崎本 欲しい、やりたい、と思うことにお金を使う体験がいります。ただし、昔の僕みたいに、自分をごまかすのは、だめです。欲しくないのに無理やり贅沢をしなくてもいいし、借金してまでっていうのも、おすすめしません。本当に欲しいものに手が届かないなら、まず貯めて、惜しまず使う。すると、また入ってきます。

――でも、サラリーマンの場合はお給料が決まっています…。

崎本 引き上げられるとか、高条件で引っ張られるとか、キャリアップしますよ。これもセルフイメージで、サラリーマンの人でもセルフイメージが変わったら給料は上がります。ただ、アテにするだけじゃだめですけど。そんな自分になるためにやるべきことをやっていれば、絶対に欲しい額が入ってきます。

――たとえば、年収3000万円でも?

崎本 できます、できます。でも、理由が必要です。3000万円を何に使うか。
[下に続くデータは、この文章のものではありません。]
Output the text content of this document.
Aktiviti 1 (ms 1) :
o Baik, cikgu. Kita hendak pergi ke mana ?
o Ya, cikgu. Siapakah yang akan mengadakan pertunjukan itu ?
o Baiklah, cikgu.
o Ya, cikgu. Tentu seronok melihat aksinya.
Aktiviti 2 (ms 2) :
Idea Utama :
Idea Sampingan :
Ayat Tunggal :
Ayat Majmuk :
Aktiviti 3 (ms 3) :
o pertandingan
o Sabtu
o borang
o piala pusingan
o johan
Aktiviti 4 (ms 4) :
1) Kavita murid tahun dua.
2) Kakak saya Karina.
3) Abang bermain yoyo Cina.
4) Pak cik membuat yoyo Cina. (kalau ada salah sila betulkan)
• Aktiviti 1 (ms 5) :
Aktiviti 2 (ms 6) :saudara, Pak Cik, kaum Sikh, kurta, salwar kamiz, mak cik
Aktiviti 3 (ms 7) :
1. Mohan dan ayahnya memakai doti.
「なんとなく」だけで努力できるほど人は強くないので、「本当にどうしたいのか」という強い動機はいりますよね。たとえば、旅行が好きな人。「旅行に行く」と決めて、その明確な理由があるから、必要な額が用意できる。「お金があったら旅行がしたいな」という人は、なかなか旅行に行けません。僕は「借金を返して自信を取り戻す」と決めたから、それに必要なお金が入ってきました。

――どん底を経験したり、切実さがないと、お金も願いも叶わないんでしょうか?

崎本 僕、どん底にいきましたよね。今、借金全部返して抜けました。でも、今の僕も、未来の僕からしたら、どん底です。